Pero poco antes de la entrevista ocurrió un suceso extraño. Gil-Robles constató que la Guardia Civil vigilaba su ministerio, así como los accesos a Madrid, los cuarteles y aeródromos. Aquella insólita medida sólo podía provenir de las más altas esferas. Alarmado, acudió temprano al palacio presidencial y pudo constatar cómo el ministro de Gobernación en funciones, responsable de la Guardia Civil, salía de consultar con don Niceto, como solía conocerse al presidente. Gil-Robles, sintiéndose humillado, le increpó exigiéndole la retirada de la vigilancia, y entró airado en el despacho presidencial. Entonces se aclaró la situación: el presidente no pensaba encargarle el Gobierno, sino expulsarle definitivamente del poder, y había utilizado la Guardia Civil para neutralizar de antemano cualquier reacción del líder conservador.

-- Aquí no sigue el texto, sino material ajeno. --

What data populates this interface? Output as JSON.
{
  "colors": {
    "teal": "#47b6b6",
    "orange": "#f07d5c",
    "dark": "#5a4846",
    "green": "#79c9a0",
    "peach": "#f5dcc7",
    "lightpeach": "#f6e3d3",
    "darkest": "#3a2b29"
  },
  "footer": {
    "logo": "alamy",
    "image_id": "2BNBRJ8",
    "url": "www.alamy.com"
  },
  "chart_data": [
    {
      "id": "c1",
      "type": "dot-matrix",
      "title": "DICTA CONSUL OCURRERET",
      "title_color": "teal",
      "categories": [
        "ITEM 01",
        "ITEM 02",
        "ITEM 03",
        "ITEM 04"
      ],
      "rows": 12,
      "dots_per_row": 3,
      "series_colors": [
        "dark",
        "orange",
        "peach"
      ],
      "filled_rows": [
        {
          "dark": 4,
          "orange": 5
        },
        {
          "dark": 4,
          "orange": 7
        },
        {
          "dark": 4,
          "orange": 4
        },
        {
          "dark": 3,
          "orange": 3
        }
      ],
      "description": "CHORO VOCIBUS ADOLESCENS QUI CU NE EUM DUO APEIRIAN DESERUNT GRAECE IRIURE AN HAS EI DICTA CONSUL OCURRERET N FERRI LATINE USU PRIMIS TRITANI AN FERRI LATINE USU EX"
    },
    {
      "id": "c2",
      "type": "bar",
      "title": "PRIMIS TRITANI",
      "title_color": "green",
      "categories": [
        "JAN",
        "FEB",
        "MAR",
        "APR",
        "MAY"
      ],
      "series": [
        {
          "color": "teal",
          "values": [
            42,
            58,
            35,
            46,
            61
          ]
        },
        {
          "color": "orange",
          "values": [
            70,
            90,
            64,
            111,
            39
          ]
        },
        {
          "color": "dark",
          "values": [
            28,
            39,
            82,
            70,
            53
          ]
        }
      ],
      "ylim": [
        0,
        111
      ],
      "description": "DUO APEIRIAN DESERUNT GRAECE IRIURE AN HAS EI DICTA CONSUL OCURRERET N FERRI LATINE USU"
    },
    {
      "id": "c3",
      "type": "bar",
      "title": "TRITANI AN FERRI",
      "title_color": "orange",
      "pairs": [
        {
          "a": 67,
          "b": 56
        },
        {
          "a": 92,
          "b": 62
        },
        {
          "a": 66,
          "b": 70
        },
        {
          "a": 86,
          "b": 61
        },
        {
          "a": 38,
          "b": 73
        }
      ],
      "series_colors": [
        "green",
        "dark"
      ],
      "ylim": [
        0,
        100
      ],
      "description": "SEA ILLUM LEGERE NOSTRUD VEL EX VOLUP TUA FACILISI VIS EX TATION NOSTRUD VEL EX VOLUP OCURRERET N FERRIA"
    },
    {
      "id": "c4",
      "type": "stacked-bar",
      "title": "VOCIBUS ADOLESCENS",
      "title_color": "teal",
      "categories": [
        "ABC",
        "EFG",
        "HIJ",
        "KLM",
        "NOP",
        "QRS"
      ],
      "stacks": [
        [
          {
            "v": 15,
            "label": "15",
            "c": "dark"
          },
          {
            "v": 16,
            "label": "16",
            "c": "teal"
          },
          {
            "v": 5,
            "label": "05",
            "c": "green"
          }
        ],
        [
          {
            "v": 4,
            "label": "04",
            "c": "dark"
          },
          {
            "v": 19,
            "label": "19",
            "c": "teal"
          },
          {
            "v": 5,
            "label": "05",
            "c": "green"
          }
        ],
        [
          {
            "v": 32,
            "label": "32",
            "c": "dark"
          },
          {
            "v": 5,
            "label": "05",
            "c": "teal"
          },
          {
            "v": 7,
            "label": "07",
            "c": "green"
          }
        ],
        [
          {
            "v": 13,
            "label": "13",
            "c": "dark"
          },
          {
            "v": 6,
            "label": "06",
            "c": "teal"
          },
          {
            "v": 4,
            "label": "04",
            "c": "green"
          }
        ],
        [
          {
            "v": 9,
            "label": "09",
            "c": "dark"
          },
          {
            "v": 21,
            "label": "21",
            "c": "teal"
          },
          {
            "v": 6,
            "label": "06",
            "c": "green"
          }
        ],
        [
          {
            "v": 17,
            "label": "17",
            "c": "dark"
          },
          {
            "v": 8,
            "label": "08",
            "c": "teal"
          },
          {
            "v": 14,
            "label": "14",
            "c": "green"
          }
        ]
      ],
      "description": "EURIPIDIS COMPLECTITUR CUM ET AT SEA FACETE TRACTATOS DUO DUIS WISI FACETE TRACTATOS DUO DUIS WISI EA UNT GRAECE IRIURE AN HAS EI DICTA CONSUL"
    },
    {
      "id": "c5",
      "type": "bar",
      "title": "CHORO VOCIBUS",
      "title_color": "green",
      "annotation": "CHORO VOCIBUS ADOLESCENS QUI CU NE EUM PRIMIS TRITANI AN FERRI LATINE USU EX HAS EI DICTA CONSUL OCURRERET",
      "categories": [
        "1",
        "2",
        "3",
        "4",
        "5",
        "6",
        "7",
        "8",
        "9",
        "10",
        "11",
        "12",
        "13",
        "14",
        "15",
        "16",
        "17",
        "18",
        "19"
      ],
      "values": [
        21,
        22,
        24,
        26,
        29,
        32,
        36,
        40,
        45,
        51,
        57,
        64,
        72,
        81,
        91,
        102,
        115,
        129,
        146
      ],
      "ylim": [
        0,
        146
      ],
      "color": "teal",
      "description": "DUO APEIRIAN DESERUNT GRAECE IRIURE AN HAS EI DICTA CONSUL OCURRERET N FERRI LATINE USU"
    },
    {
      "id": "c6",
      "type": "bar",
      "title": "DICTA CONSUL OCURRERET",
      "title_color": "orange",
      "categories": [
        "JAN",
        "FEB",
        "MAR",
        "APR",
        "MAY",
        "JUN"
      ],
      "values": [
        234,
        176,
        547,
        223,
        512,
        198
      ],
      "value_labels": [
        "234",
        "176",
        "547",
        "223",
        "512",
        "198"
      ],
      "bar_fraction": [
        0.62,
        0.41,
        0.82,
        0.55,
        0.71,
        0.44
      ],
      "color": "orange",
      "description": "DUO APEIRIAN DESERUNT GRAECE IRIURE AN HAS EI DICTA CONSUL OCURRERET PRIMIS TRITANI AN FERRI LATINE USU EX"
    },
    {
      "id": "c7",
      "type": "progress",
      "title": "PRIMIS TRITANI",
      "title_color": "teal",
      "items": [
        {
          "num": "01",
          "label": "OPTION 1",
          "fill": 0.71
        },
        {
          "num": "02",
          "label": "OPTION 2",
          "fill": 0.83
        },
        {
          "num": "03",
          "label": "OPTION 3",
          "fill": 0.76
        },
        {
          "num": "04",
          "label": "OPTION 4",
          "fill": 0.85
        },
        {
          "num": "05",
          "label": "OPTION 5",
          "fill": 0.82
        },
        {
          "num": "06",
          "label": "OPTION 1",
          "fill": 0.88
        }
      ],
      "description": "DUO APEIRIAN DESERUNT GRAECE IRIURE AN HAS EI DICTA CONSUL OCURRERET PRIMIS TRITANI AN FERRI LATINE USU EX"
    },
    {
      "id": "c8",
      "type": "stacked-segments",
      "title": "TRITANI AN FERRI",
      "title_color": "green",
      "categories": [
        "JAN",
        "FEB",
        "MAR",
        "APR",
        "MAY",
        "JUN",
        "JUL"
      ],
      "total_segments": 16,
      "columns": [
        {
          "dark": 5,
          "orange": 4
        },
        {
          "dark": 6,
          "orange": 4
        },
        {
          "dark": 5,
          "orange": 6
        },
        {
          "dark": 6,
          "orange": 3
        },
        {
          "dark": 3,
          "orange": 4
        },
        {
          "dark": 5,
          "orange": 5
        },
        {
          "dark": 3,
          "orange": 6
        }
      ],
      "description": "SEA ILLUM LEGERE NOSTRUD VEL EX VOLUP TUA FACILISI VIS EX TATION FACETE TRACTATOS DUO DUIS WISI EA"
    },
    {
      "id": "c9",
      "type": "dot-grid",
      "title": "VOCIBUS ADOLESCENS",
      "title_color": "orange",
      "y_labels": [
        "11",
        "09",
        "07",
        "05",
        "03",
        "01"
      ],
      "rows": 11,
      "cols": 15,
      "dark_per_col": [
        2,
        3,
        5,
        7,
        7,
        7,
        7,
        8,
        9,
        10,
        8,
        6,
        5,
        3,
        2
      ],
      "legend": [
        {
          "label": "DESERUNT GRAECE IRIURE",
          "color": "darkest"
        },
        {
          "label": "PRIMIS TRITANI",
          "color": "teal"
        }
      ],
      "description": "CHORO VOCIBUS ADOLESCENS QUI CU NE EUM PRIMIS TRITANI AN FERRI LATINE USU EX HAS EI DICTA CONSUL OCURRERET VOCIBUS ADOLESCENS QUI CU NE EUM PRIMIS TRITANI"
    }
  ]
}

Con estas maquinaciones don Niceto provocaba una crisis institucional, pues si él no daba su confianza al líder de la CEDA, los parlamentarios no la darían, seguramente, a ningún otro candidato propuesto por don Niceto, y el país quedaría ingobernable. Por tanto la única salida consistía en interrumpir la legislatura, disolviendo las Cortes y convocando elecciones en plazo breve; y eso, precisamente, le vino a anunciar el presidente a Gil-Robles. Estas intrigas ocurrían en un ambiente social de furiosa crispación. En sus memorias, Gil-Robles recuerda:
Todo el porvenir trágico de España se presentó a mi vista. Con ardor, casi con angustia, supliqué al señor Alcalá-Zamora que no diera un paso semejante. El momento elegido para la disolución, le dije, no podía ser más inoportuno. Las Cortes se hallaban aún capacitadas para rematar una obra fecunda, tras de la cual podría llevarse a cabo sin riesgos la consulta electoral. En un breve plazo, a lo sumo dentro de algunos meses, sería posible sanear la Hacienda; votar los créditos necesarios para un plan de obras públicas que absorbería la casi totalidad del paro; liquidar los procesos del movimiento revolucionario de 1934, que era temible bandera de agitación en manos de las izquierdas; aplicar la reforma agraria, con el reparto de los cien primeros millones de pesetas ya consignados; completar la reorganización del ejército, para adoptar enseguida el acuerdo de la reforma de la Constitución que, según palabras del propio jefe del Estado, invitaba a la guerra civil. Impedir la realización de esa tarea, añadí con toda vehemencia, era tan peligroso como injusto.